The Creighton Bluejays are far from a one-man team.

Most fans will think first and foremost of Doug McDermott when projecting what Creighton can do in the tournament. A lot will certainly hinge on how well McDermott performs. His 23.1 points per game are second in the country, and he's shooting 56.1 percent from the field.

With McDermott, the Bluejays have the kind of player who can carry the team on his back and make up the talent gap between Creighton and some of the bigger teams in the tourney.

Creighton is not simply McDermott. He's buoyed by dependable scorers like Grant Gibbs, Ethan Wragge and Gregory Echenique.

Offensively, Creighton has been ridiculously efficient. The Bluejays are averaging 75.4 points a game, 25th in the country, and shooting an obscene 50.4 percent from the floor, which is tops in the country. Reaching the summit of the Missouri Valley Conference is no mean feat, even if the conference is a bit down this year.


South Dakota State Jackrabbits

Now, if you want to see a one-man team, look no further than the South Dakota State Jackrabbits. It was great to see the Jackrabbits win the Summit League Tournament because it meant another shot for Nate Wolters to make his mark on the NCAA Tournament.

In South Dakota State's first-round exit to the Baylor Bears, Wolters finished with 19 points on 7-of-13 shooting.
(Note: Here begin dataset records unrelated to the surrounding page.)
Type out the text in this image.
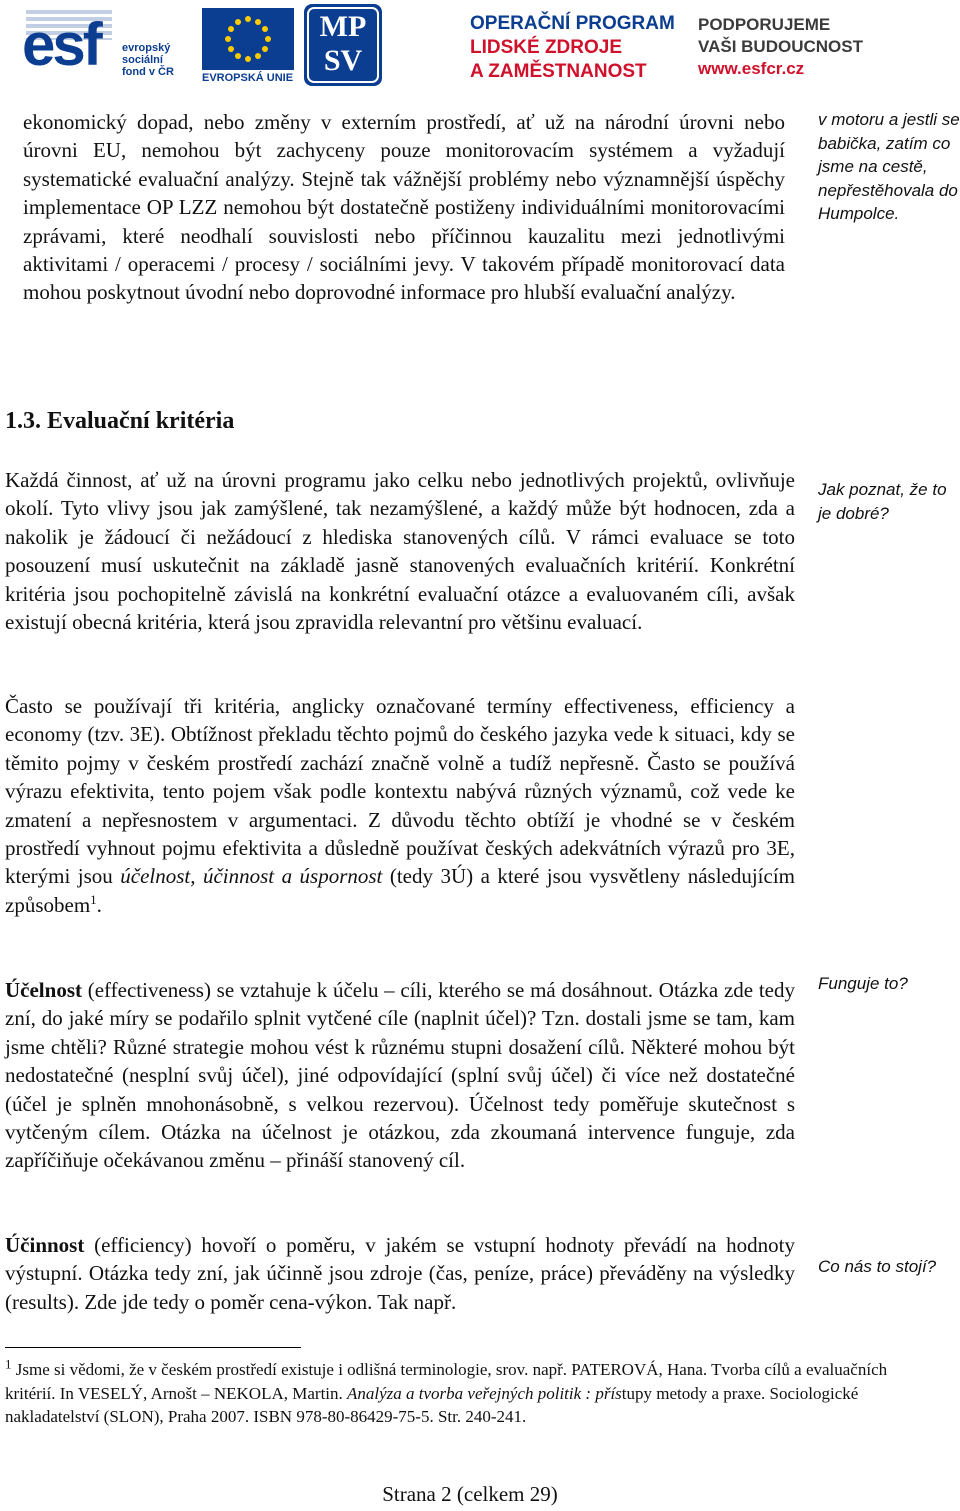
esf evropský
sociální
fond v ČR	EVROPSKÁ UNIE
MP
SV
OPERAČNÍ PROGRAM
LIDSKÉ ZDROJE
A ZAMĚSTNANOST
PODPORUJEME
VAŠI BUDOUCNOST
www.esfcr.cz

ekonomický dopad, nebo změny v externím prostředí, ať už na národní úrovni nebo úrovni EU, nemohou být zachyceny pouze monitorovacím systémem a vyžadují systematické evaluační analýzy. Stejně tak vážnější problémy nebo významnější úspěchy implementace OP LZZ nemohou být dostatečně postiženy individuálními monitorovacími zprávami, které neodhalí souvislosti nebo příčinnou kauzalitu mezi jednotlivými aktivitami / operacemi / procesy / sociálními jevy. V takovém případě monitorovací data mohou poskytnout úvodní nebo doprovodné informace pro hlubší evaluační analýzy.

v motoru a jestli se babička, zatím co jsme na cestě, nepřestěhovala do Humpolce.
1.3. Evaluační kritéria

Každá činnost, ať už na úrovni programu jako celku nebo jednotlivých projektů, ovlivňuje okolí. Tyto vlivy jsou jak zamýšlené, tak nezamýšlené, a každý může být hodnocen, zda a nakolik je žádoucí či nežádoucí z hlediska stanovených cílů. V rámci evaluace se toto posouzení musí uskutečnit na základě jasně stanovených evaluačních kritérií. Konkrétní kritéria jsou pochopitelně závislá na konkrétní evaluační otázce a evaluovaném cíli, avšak existují obecná kritéria, která jsou zpravidla relevantní pro většinu evaluací.

Jak poznat, že to je dobré?

Často se používají tři kritéria, anglicky označované termíny effectiveness, efficiency a economy (tzv. 3E). Obtížnost překladu těchto pojmů do českého jazyka vede k situaci, kdy se těmito pojmy v českém prostředí zachází značně volně a tudíž nepřesně. Často se používá výrazu efektivita, tento pojem však podle kontextu nabývá různých významů, což vede ke zmatení a nepřesnostem v argumentaci. Z důvodu těchto obtíží je vhodné se v českém prostředí vyhnout pojmu efektivita a důsledně používat českých adekvátních výrazů pro 3E, kterými jsou účelnost, účinnost a úspornost (tedy 3Ú) a které jsou vysvětleny následujícím způsobem$^1$.

Účelnost (effectiveness) se vztahuje k účelu – cíli, kterého se má dosáhnout. Otázka zde tedy zní, do jaké míry se podařilo splnit vytčené cíle (naplnit účel)? Tzn. dostali jsme se tam, kam jsme chtěli? Různé strategie mohou vést k různému stupni dosažení cílů. Některé mohou být nedostatečné (nesplní svůj účel), jiné odpovídající (splní svůj účel) či více než dostatečné (účel je splněn mnohonásobně, s velkou rezervou). Účelnost tedy poměřuje skutečnost s vytčeným cílem. Otázka na účelnost je otázkou, zda zkoumaná intervence funguje, zda zapříčiňuje očekávanou změnu – přináší stanovený cíl.

Funguje to?

Účinnost (efficiency) hovoří o poměru, v jakém se vstupní hodnoty převádí na hodnoty výstupní. Otázka tedy zní, jak účinně jsou zdroje (čas, peníze, práce) převáděny na výsledky (results). Zde jde tedy o poměr cena-výkon. Tak např.

Co nás to stojí?

$^1$ Jsme si vědomi, že v českém prostředí existuje i odlišná terminologie, srov. např. PATEROVÁ, Hana. Tvorba cílů a evaluačních kritérií. In VESELÝ, Arnošt – NEKOLA, Martin. Analýza a tvorba veřejných politik : přístupy metody a praxe. Sociologické nakladatelství (SLON), Praha 2007. ISBN 978-80-86429-75-5. Str. 240-241.

Strana 2 (celkem 29)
It wasn't a bad performance, but it didn't capture national headlines, either. Now, Wolters has a chance for redemption.

He averaged 22.7 points a game, fourth in the country, so he's capable of going off during a game. The Jackrabbits' fortunes in March are directly tied to Wolters' performance. If he can put up 20-plus, you could see South Dakota State winning a game or two. If he struggles, the Jackrabbits are toast.